A Nassau County Court judge ruled last week that the Town of Hempstead Industrial Development Agency improperly withdrew tax agreements with Green Acres Mall and Green Acres Commons. The owners of both the mall and its annex, California-based Macerich, contended that the two facilities’ increase in employees was in line with contractually agreed benchmarks, and that they were therefore entitled to a continuation of the payment in lieu of taxes, or PILOT, agreements that the IDA contested. The court agreed.
This means that the tax increases that surprised many in School Districts 13, 24 and 30 last September will remain, and that those school districts will have to recalculate their budgets going forward, based on Green Acres’ restored PILOT agreements.
The districts mainly serve students in Valley Stream, but the ruling affects taxpayers in Elmont and Franklin Square as well, since their children also attend schools in the districts.
Neither the IDA nor the school districts have indicated whether they intend to appeal the ruling.
The pathway to the judge’s ruling began with the 2014 application for tax breaks in the form of PILOTs, which are common in New York. These represent a boon for businesses, provided that businesses meet performance standards considered more valuable to municipalities than tax revenues would be. In the case of Green Acres, the trade-off was jobs. The terms of the original accord gave the malls tax breaks totaling $6 million per year for 10 years; it also provided a five-year extension to the agreement, on the condition that the two facilities created at least 674 new jobs.
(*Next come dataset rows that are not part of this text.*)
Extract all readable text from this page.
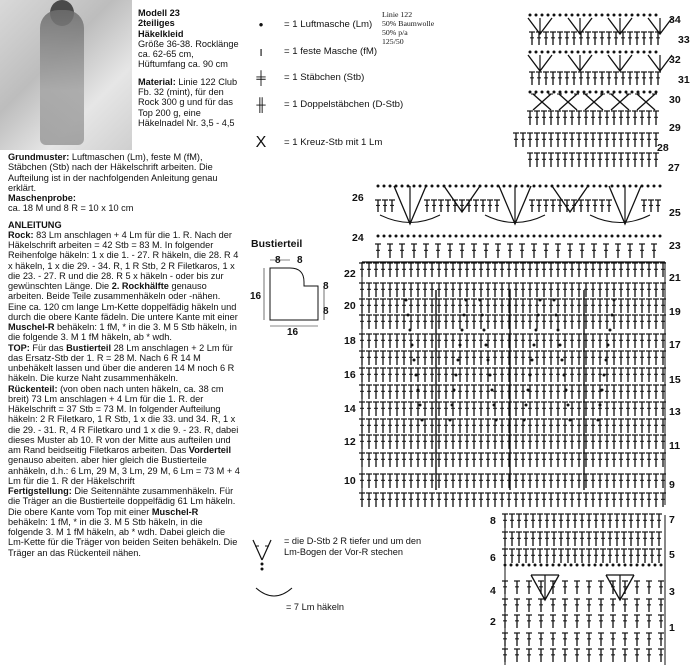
Modell 23
2teiliges
Häkelkleid
Größe 36-38. Rocklänge ca. 62-65 cm, Hüftumfang ca. 90 cm
Material: Linie 122 Club Fb. 32 (mint), für den Rock 300 g und für das Top 200 g, eine Häkelnadel Nr. 3,5 - 4,5

Grundmuster: Luftmaschen (Lm), feste M (fM), Stäbchen (Stb) nach der Häkelschrift arbeiten. Die Aufteilung ist in der nachfolgenden Anleitung genau erklärt.

Maschenprobe:

ca. 18 M und 8 R = 10 x 10 cm

ANLEITUNG

Rock: 83 Lm anschlagen + 4 Lm für die 1. R. Nach der Häkelschrift arbeiten = 42 Stb = 83 M. In folgender Reihenfolge häkeln: 1 x die 1. - 27. R häkeln, die 28. R 4 x häkeln, 1 x die 29. - 34. R, 1 R Stb, 2 R Filetkaros, 1 x die 23. - 27. R und die 28. R 5 x häkeln - oder bis zur gewünschten Länge. Die 2. Rockhälfte genauso arbeiten. Beide Teile zusammenhäkeln oder -nähen. Eine ca. 120 cm lange Lm-Kette doppelfädig häkeln und durch die obere Kante fädeln. Die untere Kante mit einer Muschel-R behäkeln: 1 fM, * in die 3. M 5 Stb häkeln, in die folgende 3. M 1 fM häkeln, ab * wdh.

TOP: Für das Bustierteil 28 Lm anschlagen + 2 Lm für das Ersatz-Stb der 1. R = 28 M. Nach 6 R 14 M unbehäkelt lassen und über die anderen 14 M noch 6 R häkeln. Die kurze Naht zusammenhäkeln.

Rückenteil: (von oben nach unten häkeln, ca. 38 cm breit) 73 Lm anschlagen + 4 Lm für die 1. R. der Häkelschrift = 37 Stb = 73 M. In folgender Aufteilung häkeln: 2 R Filetkaro, 1 R Stb, 1 x die 33. und 34. R, 1 x die 29. - 31. R, 4 R Filetkaro und 1 x die 9. - 23. R, dabei dieses Muster ab 10. R von der Mitte aus aufteilen und am Rand beidseitig Filetkaros arbeiten. Das Vorderteil genauso abeiten. aber hier gleich die Bustierteile anhäkeln, d.h.: 6 Lm, 29 M, 3 Lm, 29 M, 6 Lm = 73 M + 4 Lm für die 1. R der Häkelschrift

Fertigstellung: Die Seitennähte zusammenhäkeln. Für die Träger an die Bustierteile doppelfädig 61 Lm häkeln. Die obere Kante vom Top mit einer Muschel-R behäkeln: 1 fM, * in die 3. M 5 Stb häkeln, in die folgende 3. M 1 fM häkeln, ab * wdh. Dabei gleich die Lm-Kette für die Träger von beiden Seiten behäkeln. Die Träger an das Rückenteil nähen.

•	= 1 Luftmasche (Lm)
ı	= 1 feste Masche (fM)
╪	= 1 Stäbchen (Stb)
╫	= 1 Doppelstäbchen (D-Stb)
X	= 1 Kreuz-Stb mit 1 Lm
Linie 122
50% Baumwolle
50% p/a
125/50
Bustierteil
8 8
8
16
8
16
= die D-Stb 2 R tiefer und um den Lm-Bogen der Vor-R stechen
= 7 Lm häkeln
34
33
32
31
30
29
28
27
25
23
21
19
17
15
13
11
9
7
5
3
1
26
24
22
20
18
16
14
12
10
8
6
4
2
Along the way, six of the IDA’s seven members resigned after being threatened with dismissal, the IDA revoked the PILOT agreements altogether, the IDA’s chairman resigned and Hempstead Town Supervisor Anthony Santino lost his re-election bid, allegedly due in part to the disputes surrounding the town’s IDA.
IDAs were established in 1969 by state law, and most other states have similar agencies. In order to attract large-scale employers to an area, towns or even states, such agencies offer various forms of incentives. These might include tax breaks, as in the case of Green Acres; providing necessary infrastructure, such as access roads; or reducing or waiving fees for operating expenses, such as utilities or water, where these are publicly owned. At some point after the initial period covered by incentives (often 10 to 15 years, as with Green Acres), the business becomes a regular source of tax income.
In the case of the malls, the issue began when Green Acres and School District 30’s assistant superintendent for business, Lisa Rutkoske, came up with different estimates for the amount of tax Macerich would pay for the 2016-17 school year. Rutkoske estimated that PILOT payments would amount to 50 percent for the two facilities; Green Acres’ owners put the number at 73 percent for the mall and 63 percent for the smaller facility — a difference of roughly $1.8 million.
Rutkoske recommended that the district make up the shortfall from tax revenues. Instead, the district’s board of education elected to honor a promise it had made to refund any overpayments directly to taxpayers.
The district discovered too late that, far from generating a surplus, its budget, based on Rutkoske’s estimates, would leave it with shortfall. At this point, in September 2016, the school districts contended that Green Acres could not be in a position to make any estimates until the schools calculated their tax revenues. Eventually, in February 2017, the state stepped in and said it would conduct an audit. A revocation of the original tax breaks by the IDA and a freezing of that recission by the court followed. Finally, the audit was published two months ago. In it, the auditors concluded that Green Acres had hit its benchmarks, and that its PILOT figures were correct.
“Under the tax cap, school districts are obligated to engage in a process of developing a reasonable and good faith estimate of PILOT revenue prior to setting the tax levy,” District 30 Superintendent Nicholas Stirling wrote on Dec. 8, in disagreeing with the audit’s findings. “Until tax rates are set, it is not possible to know definitively how much PILOT revenue a school district will receive.”
Stirling added at the time that the audit “does not appear to have considered the detailed analysis of the PILOT agreements the district undertook in developing its estimates or the fact that in at least one other instance, the district received significantly less PILOT revenue than it should have following the successful resolution of tax certiorari proceeding.”
The IDA claimed in a January letter to Hempstead residents that the state audit vindicated the agency. The letter, which was signed simply “Town of Hempstead Industrial Development Agency,” claimed the PILOT payments only amounted to about $42 per household, and that the agency’s actions had been both timely and appropriate in the submission of estimates.